Judge Henderson in October ordered Schwarzenegger and state Controller John Chiang to begin the improvements with an initial $250 million payment, but the 9th Circuit Court of Appeals issued an emergency stay. The appeals court will hear arguments on Feb. 12 on whether the judge exceeded his authority in ordering the payment.

Brown said the state has to provide health care that is "not deliberately indifferent" to the needs of inmates - not the best care in America. He and Schwarzenegger have seized on details of a 600-page draft construction proposal that included spaces for horticultural therapy, rooms for music and art therapy, basketball courts, and quiet rooms as proof that the receiver has exceeded his mandate.

"Over the last three years, my administration has worked with the courts and both receivers to improve health care in our prisons," Schwarzenegger said in a statement. "With an $8 billion price tag for a construction plan that includes yoga rooms and landscaped courtyards, it's clear that the receiver has lost site of his lawful charge to bring prison health care up to a constitutionally adequate level of care."

Brown's motion argued that the Prison Litigation Reform Act of 1995 prohibits judges from ordering the construction of state prison facilities and limits court-imposed remedies to the "least intrusive" necessary to provide adequate health care for prisoners.

Kelso, a professor at the University of the Pacific's McGeorge School of Law in Sacramento, said the state cannot use the 1995 statute to avoid the constitutional prohibition on cruel and unusual punishment.

"I understand that, given its current budget crisis, the state has a serious case of buyers remorse, but to suggest that the receivership has been out of control on this [spending] is just inaccurate," Kelso said in an interview. "This program was approved by and supported by the governor last year."

Neither Brown nor Department of Finance director Mike Genest, who works for Schwarzenegger, would say how much the state needs to spend on prison hospital construction, though they acknowledged some spending on facilities is still needed. The governor supported a bill last year that would have provided almost $7 billion of revenue bond-financed prison hospital construction.

"With the state facing the worst fiscal crisis in recent history, we are being forced to cut back even the highest-priority programs," Genest said. "We believe that it will be possible to continue bringing prison health care up to constitutional minimums even as we subject that budget to the same kind of cutbacks and discipline that we're imposing on all governmental services."

State Department of Corrections Secretary Matthew Cate said the increases in the prison health care operating budget the state has already been forced to undertake have cured the system's most pressing problems. He said the state has expanded clinics, provided more guards to accompany patients to specialty care outside of the prison health system, increased pay and staffing for doctors and nurses, fired incompetent doctors, and set up monitoring mechanisms to assure that the state provides adequate care.

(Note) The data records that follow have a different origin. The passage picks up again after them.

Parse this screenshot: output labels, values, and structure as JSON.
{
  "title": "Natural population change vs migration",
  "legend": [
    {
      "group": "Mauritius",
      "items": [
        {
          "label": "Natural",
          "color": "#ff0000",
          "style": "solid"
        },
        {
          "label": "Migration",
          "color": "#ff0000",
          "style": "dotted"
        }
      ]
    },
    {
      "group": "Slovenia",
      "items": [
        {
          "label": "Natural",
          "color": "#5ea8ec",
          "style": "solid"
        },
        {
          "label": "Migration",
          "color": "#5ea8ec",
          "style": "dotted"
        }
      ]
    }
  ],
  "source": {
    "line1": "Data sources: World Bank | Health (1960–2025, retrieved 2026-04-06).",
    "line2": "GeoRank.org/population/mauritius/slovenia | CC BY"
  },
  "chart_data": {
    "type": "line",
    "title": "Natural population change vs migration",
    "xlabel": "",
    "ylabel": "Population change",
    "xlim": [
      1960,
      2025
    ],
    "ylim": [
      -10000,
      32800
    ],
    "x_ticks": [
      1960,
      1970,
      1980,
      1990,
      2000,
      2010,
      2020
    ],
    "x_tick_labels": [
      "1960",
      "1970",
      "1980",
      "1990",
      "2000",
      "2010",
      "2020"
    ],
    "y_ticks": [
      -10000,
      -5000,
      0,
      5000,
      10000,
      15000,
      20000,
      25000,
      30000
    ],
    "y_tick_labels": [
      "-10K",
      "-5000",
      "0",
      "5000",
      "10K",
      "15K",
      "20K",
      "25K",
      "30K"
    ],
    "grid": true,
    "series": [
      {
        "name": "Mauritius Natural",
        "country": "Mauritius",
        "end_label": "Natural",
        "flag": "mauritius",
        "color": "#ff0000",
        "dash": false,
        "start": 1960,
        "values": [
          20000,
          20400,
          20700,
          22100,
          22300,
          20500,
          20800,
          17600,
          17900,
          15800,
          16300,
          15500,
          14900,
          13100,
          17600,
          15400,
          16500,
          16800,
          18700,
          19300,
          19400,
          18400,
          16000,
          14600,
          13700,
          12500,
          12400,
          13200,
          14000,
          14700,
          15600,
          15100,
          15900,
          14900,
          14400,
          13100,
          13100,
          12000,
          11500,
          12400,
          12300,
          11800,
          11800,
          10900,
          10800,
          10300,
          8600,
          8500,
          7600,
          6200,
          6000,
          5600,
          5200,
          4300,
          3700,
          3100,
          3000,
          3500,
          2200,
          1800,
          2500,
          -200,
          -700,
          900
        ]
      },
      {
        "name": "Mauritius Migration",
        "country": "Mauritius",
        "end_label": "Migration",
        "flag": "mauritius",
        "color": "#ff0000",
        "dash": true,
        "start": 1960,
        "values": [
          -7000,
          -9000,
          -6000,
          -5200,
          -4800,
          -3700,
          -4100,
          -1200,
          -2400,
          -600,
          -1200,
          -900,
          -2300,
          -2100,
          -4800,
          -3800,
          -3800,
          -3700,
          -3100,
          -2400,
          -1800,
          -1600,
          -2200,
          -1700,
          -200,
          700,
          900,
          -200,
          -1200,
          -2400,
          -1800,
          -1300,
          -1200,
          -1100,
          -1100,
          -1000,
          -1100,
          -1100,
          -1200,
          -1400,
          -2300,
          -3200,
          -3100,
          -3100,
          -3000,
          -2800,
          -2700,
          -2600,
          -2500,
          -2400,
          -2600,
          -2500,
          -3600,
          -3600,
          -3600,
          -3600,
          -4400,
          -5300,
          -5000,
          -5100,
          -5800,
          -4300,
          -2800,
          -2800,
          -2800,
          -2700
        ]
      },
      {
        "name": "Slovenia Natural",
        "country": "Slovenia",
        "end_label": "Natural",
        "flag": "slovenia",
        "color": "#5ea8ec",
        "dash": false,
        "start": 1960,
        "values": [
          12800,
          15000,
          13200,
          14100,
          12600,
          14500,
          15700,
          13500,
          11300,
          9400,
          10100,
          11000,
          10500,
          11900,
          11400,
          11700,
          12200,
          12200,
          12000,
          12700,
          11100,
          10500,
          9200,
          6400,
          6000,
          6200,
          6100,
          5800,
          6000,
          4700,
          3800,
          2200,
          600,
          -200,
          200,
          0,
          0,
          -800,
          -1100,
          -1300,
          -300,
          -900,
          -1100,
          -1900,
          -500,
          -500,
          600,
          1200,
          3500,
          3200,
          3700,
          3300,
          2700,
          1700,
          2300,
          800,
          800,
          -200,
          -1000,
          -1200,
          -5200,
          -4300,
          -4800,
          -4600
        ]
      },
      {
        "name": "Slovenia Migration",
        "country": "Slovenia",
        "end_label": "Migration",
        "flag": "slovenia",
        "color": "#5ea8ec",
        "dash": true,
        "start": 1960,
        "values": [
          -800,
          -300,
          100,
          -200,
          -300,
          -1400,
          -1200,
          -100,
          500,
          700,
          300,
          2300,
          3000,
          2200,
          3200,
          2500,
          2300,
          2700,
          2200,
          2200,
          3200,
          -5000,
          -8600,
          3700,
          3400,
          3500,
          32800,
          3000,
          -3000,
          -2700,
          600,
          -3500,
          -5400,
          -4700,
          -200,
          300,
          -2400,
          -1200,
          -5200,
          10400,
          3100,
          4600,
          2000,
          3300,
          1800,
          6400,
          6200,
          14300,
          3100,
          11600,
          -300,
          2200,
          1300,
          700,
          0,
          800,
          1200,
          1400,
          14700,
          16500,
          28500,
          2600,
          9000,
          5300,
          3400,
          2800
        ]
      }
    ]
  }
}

"Receivership isn't supposed to last forever, and in our view, it's time to transition back to those who were elected" to run the state, Cate said in a press conference.

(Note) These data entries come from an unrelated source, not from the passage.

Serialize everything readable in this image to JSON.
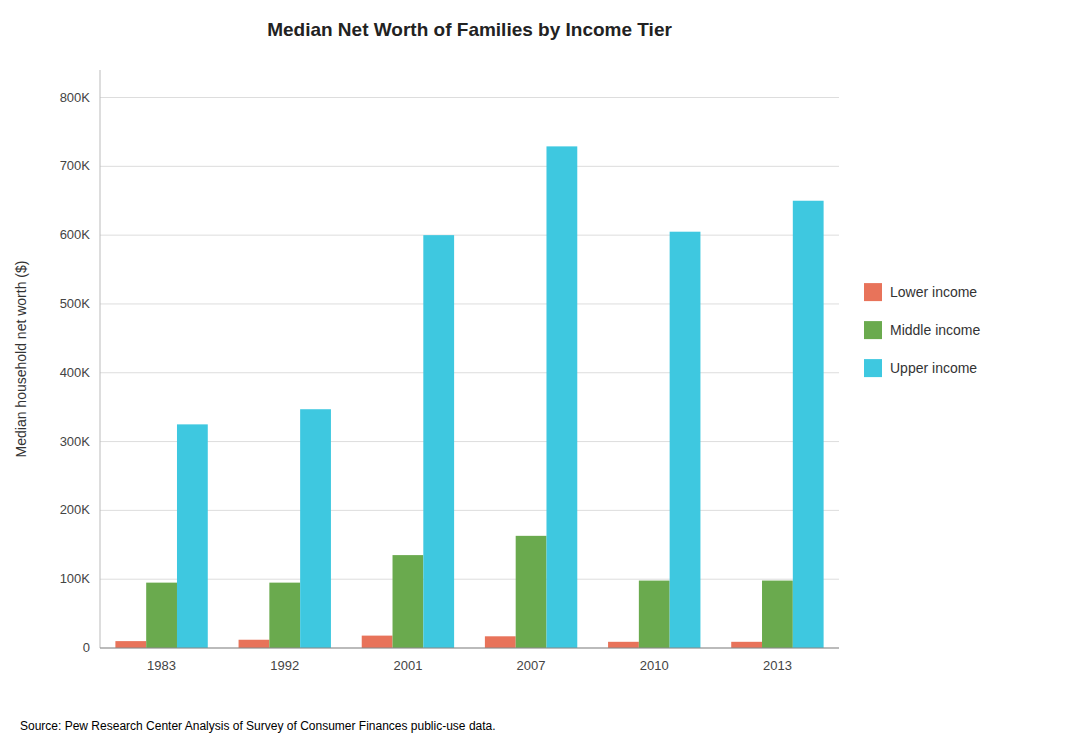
{
  "chart_data": {
    "type": "bar",
    "title": "Median Net Worth of Families by Income Tier",
    "ylabel": "Median household net worth ($)",
    "annotation": "Source: Pew Research Center Analysis of Survey of Consumer Finances public-use data.",
    "categories": [
      "1983",
      "1992",
      "2001",
      "2007",
      "2010",
      "2013"
    ],
    "series": [
      {
        "name": "Lower income",
        "color": "#e8735a",
        "values": [
          10000,
          12000,
          18000,
          17000,
          9000,
          9000
        ]
      },
      {
        "name": "Middle income",
        "color": "#6aaa4e",
        "values": [
          95000,
          95000,
          135000,
          163000,
          98000,
          98000
        ]
      },
      {
        "name": "Upper income",
        "color": "#3ec8e0",
        "values": [
          325000,
          347000,
          600000,
          729000,
          605000,
          650000
        ]
      }
    ],
    "ylim": [
      0,
      840000
    ],
    "yticks": [
      0,
      {
        "value": 100000,
        "label": "100K"
      },
      {
        "value": 200000,
        "label": "200K"
      },
      {
        "value": 300000,
        "label": "300K"
      },
      {
        "value": 400000,
        "label": "400K"
      },
      {
        "value": 500000,
        "label": "500K"
      },
      {
        "value": 600000,
        "label": "600K"
      },
      {
        "value": 700000,
        "label": "700K"
      },
      {
        "value": 800000,
        "label": "800K"
      }
    ],
    "grid": true,
    "legend": "right"
  }
}
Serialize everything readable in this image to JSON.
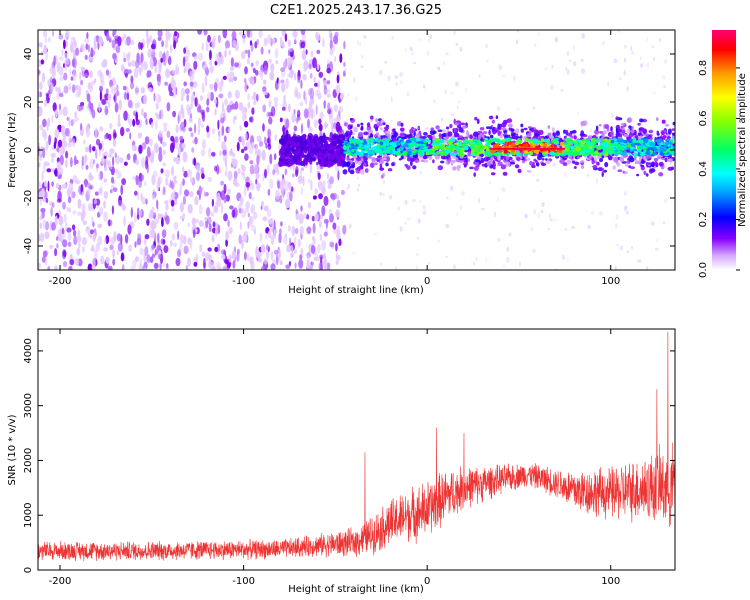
{
  "title": "C2E1.2025.243.17.36.G25",
  "chart_data": [
    {
      "type": "heatmap",
      "xlabel": "Height of straight line (km)",
      "ylabel": "Frequency (Hz)",
      "xlim": [
        -212,
        135
      ],
      "ylim": [
        -50,
        50
      ],
      "xticks": [
        -200,
        -100,
        0,
        100
      ],
      "yticks": [
        -40,
        -20,
        0,
        20,
        40
      ],
      "colorbar": {
        "label": "Normalized spectral amplitude",
        "range": [
          0,
          0.95
        ],
        "ticks": [
          "0.0",
          "0.2",
          "0.4",
          "0.6",
          "0.8"
        ]
      },
      "features": [
        {
          "name": "broadband noise",
          "x_range": [
            -212,
            -45
          ],
          "freq_range": [
            -50,
            50
          ],
          "amplitude": 0.05
        },
        {
          "name": "band",
          "x_range": [
            -80,
            -45
          ],
          "freq_range": [
            -6,
            6
          ],
          "amplitude": 0.12
        },
        {
          "name": "signal band",
          "x_range": [
            -45,
            135
          ],
          "freq_range": [
            -8,
            10
          ],
          "amplitude": 0.5
        },
        {
          "name": "signal peak",
          "x_range": [
            35,
            75
          ],
          "freq_center": 0,
          "amplitude": 0.95
        }
      ]
    },
    {
      "type": "line",
      "xlabel": "Height of straight line (km)",
      "ylabel": "SNR (10 * v/v)",
      "xlim": [
        -212,
        135
      ],
      "ylim": [
        0,
        4400
      ],
      "xticks": [
        -200,
        -100,
        0,
        100
      ],
      "yticks": [
        0,
        1000,
        2000,
        3000,
        4000
      ],
      "color": "#ee3333",
      "envelope": {
        "x": [
          -212,
          -150,
          -80,
          -60,
          -40,
          -30,
          -20,
          -10,
          0,
          10,
          20,
          40,
          55,
          70,
          80,
          100,
          120,
          135
        ],
        "mean": [
          350,
          350,
          380,
          450,
          500,
          650,
          850,
          1000,
          1100,
          1350,
          1500,
          1650,
          1750,
          1600,
          1450,
          1400,
          1500,
          1550
        ],
        "spread": [
          200,
          200,
          200,
          230,
          300,
          400,
          500,
          550,
          600,
          550,
          450,
          300,
          250,
          300,
          450,
          550,
          700,
          900
        ]
      },
      "spikes": [
        {
          "x": -34,
          "y": 2150
        },
        {
          "x": 5,
          "y": 2600
        },
        {
          "x": 20,
          "y": 2500
        },
        {
          "x": 125,
          "y": 3300
        },
        {
          "x": 131,
          "y": 4350
        }
      ]
    }
  ]
}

Brown was less diplomatic. "We've had billions of dollars of spending, and if the receiver can't bring [quality] up to what he considers the right standard, either he's incompetent or the standard is too high," he said.

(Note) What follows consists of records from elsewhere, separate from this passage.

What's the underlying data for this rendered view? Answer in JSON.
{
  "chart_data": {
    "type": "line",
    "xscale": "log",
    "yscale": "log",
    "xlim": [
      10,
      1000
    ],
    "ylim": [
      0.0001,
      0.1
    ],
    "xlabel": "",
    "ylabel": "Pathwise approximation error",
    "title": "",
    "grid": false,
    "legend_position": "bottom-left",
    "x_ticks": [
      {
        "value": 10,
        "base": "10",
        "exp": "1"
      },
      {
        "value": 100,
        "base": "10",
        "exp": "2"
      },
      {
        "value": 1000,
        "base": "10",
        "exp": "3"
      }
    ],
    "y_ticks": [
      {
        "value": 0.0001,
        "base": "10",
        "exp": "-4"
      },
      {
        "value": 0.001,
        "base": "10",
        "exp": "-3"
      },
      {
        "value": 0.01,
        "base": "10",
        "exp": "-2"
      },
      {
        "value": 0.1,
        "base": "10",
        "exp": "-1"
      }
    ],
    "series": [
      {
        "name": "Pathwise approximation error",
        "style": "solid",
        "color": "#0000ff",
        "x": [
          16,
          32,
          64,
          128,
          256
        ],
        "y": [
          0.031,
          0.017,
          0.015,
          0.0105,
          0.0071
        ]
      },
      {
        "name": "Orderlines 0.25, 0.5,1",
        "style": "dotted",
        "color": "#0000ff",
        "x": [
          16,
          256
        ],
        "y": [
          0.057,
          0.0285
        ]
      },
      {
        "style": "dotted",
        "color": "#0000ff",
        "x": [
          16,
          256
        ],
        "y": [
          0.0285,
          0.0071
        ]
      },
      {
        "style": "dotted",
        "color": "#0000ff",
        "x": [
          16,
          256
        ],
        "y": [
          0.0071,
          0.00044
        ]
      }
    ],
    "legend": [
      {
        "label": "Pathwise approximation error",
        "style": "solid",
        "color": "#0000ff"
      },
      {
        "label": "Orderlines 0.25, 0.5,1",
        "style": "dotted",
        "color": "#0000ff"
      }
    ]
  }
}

The attorney general said the state has a constitutional right to manage its own prisons absent any evidence of cruel and unusual punishment. He said he's talked to two prison medical directors who told him they now deliver "very good" health care.

"Confronted with the consequences of their own mismanagement of the state's prison system, the governor and attorney general are desperate to deflect attention away from their conspicuous lack of stable leadership," Kelson said in his statement.